Spain has suffered one of the most-deadly outbreaks of the virus that has so far killed more than 27,000 people, with the battle to contain the epidemic becoming increasingly politicised.
As the country began a 10-day mourning period to grieve the victims, a storm of controversy blew up around Interior Minister Fernando Grande-Marlaska for sacking a top Madrid police chief who oversaw the report, prompting calls for his resignation.
The dispute centres on a case recently opened by an investigating magistrate following a private complaint over the government's handling of the crisis in Madrid, the epicentre of the epidemic.
A key question in the investigation, which is looking into suspicions of possible administrative misconduct, is whether the government should have let the International Women's Day rally go ahead.
The march was attended by 120,000 people including many members of Prime Minister Pedro Sanchez's government, with three ministers later testing positive for the virus.
Tens of thousands of people gathered for the march through Madrid. Photo: AFP
As part of the probe, the magistrate commissioned a report from the city's Guardia Civil police, and has summoned Jose Manuel Franco, the government representative in Madrid, to appear on June 5 to explain why he let the march
and other events go ahead.
According to the report, a copy of which was seen by AFP, Franco's department “was aware of the danger involved” in holding such a rally.
At the time, the epidemic was already under way but the scope of it only began to emerge on March 9 when the numbers shot up and Madrid said it was shutting down all the region's schools.
Five days later, the government declared a strict nationwide lockdown to slow the spread of the virus.
'Thousands of lives put at risk'
“We demand you take responsibility for subverting the judicial independence of the investigation into alleged crimes on March 8th when thousands of lives were put at risk,” opposition leader Pablo Casado of the right-wing Popular
Party charged on Wednesday.
The Guardia Civil report also criticised the health ministry's emergencies coordinator Fernando Simón for not advising against the rally, while privately telling an evangelical churches' representative that “under no circumstances” should they hold a congress with international visitors.
A woman wears a mask during the march in Madrid.
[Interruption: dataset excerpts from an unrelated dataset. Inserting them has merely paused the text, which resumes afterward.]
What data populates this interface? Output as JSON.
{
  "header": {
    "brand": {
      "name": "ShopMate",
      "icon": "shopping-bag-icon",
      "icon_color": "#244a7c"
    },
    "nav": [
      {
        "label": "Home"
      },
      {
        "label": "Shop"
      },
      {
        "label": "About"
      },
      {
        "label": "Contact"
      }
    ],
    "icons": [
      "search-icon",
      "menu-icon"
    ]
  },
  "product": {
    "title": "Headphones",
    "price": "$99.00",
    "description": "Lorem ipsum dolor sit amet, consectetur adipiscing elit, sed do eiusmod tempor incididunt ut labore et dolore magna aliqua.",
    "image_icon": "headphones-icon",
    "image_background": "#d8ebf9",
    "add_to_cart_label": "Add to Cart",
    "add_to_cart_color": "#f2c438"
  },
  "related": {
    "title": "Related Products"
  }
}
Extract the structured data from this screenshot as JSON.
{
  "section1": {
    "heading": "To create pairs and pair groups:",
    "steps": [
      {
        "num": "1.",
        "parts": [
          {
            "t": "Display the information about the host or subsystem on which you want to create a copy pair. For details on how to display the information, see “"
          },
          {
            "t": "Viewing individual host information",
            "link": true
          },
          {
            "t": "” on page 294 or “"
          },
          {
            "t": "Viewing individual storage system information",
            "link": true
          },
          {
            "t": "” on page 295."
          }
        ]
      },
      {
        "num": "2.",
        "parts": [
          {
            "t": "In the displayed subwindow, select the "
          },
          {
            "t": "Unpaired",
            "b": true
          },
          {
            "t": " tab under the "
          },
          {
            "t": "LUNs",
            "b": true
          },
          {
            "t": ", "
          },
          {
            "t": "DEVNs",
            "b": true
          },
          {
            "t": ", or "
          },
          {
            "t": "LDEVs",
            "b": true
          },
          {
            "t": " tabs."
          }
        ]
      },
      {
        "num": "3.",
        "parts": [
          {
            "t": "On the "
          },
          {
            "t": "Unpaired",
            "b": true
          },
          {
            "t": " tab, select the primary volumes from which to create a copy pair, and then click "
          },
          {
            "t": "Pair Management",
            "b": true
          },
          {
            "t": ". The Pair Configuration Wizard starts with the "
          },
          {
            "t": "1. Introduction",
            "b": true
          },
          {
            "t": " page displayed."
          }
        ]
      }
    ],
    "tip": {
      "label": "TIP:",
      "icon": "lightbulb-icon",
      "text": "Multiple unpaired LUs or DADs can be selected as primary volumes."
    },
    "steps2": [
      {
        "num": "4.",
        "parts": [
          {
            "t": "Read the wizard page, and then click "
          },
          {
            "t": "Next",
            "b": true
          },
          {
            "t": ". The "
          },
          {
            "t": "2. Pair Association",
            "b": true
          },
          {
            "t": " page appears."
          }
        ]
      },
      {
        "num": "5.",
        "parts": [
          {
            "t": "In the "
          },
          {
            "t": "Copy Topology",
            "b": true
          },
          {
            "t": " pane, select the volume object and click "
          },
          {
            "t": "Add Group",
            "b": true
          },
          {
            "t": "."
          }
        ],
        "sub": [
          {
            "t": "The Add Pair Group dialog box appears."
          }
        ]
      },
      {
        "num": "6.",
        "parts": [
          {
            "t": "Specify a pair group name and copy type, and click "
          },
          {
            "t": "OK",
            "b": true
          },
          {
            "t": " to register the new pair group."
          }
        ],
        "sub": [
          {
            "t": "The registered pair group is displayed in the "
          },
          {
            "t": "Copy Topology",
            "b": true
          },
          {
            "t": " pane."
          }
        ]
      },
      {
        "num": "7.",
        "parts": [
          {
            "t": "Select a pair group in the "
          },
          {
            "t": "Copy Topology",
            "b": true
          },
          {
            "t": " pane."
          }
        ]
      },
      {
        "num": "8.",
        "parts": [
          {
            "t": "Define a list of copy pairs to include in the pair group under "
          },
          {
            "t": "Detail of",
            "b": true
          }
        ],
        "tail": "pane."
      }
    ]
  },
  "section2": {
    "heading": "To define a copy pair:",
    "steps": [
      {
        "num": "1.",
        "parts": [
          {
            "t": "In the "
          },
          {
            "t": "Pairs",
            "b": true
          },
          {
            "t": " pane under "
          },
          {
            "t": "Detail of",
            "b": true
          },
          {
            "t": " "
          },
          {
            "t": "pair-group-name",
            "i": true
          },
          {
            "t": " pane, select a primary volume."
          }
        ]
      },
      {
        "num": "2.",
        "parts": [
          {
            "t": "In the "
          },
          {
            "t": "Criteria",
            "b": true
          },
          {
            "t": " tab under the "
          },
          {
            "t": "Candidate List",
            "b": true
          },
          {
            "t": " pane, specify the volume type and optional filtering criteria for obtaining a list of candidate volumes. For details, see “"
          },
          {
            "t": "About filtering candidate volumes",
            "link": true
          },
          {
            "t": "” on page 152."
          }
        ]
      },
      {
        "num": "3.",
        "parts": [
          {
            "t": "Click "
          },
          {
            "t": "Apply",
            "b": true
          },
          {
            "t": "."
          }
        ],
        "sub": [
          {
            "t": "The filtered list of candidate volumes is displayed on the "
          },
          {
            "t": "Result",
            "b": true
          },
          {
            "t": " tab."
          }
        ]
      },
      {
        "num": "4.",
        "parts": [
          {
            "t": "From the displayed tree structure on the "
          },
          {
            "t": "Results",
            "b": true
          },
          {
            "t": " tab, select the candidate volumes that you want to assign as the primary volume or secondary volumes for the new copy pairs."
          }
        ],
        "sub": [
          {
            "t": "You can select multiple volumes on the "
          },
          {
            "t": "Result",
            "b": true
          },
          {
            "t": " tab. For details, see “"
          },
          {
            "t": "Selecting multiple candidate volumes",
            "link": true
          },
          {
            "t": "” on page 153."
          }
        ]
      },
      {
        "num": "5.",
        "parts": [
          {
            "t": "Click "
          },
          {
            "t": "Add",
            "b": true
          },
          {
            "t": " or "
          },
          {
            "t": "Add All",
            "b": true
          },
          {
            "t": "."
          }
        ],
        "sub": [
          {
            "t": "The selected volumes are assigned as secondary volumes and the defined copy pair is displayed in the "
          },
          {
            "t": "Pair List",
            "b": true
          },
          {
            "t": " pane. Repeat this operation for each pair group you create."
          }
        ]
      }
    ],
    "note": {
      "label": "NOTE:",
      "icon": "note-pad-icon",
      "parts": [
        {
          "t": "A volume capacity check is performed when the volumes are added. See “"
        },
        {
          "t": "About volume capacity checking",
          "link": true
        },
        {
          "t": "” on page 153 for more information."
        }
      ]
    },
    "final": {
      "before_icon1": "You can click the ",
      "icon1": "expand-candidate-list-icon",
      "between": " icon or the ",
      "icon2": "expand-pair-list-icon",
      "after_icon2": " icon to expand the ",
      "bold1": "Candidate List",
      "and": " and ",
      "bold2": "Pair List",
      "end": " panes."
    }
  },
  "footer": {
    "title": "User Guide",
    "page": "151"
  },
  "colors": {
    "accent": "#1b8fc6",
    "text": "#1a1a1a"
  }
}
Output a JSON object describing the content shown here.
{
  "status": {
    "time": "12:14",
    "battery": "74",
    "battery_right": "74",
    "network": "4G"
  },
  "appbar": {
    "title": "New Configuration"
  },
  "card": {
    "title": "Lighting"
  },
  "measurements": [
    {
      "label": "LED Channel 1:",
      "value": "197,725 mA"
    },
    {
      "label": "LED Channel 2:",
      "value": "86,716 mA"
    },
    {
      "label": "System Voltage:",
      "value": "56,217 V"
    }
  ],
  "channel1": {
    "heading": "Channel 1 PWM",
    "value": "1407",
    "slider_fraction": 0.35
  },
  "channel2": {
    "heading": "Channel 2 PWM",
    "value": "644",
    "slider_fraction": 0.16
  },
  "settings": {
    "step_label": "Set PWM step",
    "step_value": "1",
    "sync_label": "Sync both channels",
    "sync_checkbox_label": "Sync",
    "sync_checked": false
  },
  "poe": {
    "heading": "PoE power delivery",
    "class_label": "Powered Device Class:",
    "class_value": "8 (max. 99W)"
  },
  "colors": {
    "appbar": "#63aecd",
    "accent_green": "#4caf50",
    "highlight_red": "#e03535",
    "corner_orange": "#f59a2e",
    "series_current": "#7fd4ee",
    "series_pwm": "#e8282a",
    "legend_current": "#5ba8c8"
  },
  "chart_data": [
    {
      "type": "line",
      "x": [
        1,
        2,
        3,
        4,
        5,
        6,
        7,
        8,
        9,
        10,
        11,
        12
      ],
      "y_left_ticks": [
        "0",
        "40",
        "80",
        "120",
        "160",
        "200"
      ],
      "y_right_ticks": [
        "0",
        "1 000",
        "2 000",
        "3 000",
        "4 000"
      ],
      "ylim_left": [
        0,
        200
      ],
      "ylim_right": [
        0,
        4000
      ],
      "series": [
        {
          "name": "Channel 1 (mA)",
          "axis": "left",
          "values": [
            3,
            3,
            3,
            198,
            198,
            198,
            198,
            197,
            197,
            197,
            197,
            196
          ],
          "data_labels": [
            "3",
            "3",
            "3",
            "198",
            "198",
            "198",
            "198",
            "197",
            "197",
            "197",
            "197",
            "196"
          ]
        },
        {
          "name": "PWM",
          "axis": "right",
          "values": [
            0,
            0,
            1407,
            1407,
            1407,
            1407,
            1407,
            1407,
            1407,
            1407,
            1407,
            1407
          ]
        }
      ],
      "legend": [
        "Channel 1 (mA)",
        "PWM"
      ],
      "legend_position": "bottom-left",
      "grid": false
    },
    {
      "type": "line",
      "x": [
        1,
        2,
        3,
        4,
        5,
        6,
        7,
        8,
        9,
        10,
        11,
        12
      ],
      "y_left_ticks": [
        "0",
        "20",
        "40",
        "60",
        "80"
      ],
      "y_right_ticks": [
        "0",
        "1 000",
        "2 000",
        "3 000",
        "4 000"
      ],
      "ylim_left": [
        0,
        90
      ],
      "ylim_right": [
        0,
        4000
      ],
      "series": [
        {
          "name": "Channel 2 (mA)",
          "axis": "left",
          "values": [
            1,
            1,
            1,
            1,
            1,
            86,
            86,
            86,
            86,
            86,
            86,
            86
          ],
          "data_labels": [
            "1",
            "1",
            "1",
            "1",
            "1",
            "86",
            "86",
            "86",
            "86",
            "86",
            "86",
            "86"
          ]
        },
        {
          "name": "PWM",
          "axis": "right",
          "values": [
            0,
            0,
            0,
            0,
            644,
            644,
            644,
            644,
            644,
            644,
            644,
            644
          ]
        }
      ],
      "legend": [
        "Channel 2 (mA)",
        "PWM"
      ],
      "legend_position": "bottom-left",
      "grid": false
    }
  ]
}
Photo: AFP
But Simón brushed off the criticism, telling reporters on Tuesday the impact of the march was “marginal” on a weekend when the city also hosted a football match, public transport was running normally and the far-right Vox held a rally of 9,000 people after which several of its leaders tested positive.
The increase seen on March 9th “is not attributable to the (previous) weekend” but to cases that would have been transmitted at the end of February, taking into account the incubation period, he said.
The impact of that weekend would have been seen “perhaps 16 or 17 days later, but no specific increase was noted in that period,” he adding: “What we saw was the expected evolution of the curve.”
The minister responds
On Monday, Grande-Marlaska dismissed Diego Perez de los Cobos, head of the Guardia Civil in Madrid who was responsible for the report.
“The executive cannot impose pressure like this,” Jose Cobo of the Spanish Guardia Civil Association told AFP, saying he suspected the minister knew about the report.
Quizzed over the move in parliament on Wednesday, Grande-Marlaska, a former anti-terror judge, rejected the allegations, saying the dismissal was part of a planned reshuffle in the Guardia Civil leadership and denying he had access to the report.
“There has not been any interference with any other power of state and there will never be as long as I am interior minister,” he said.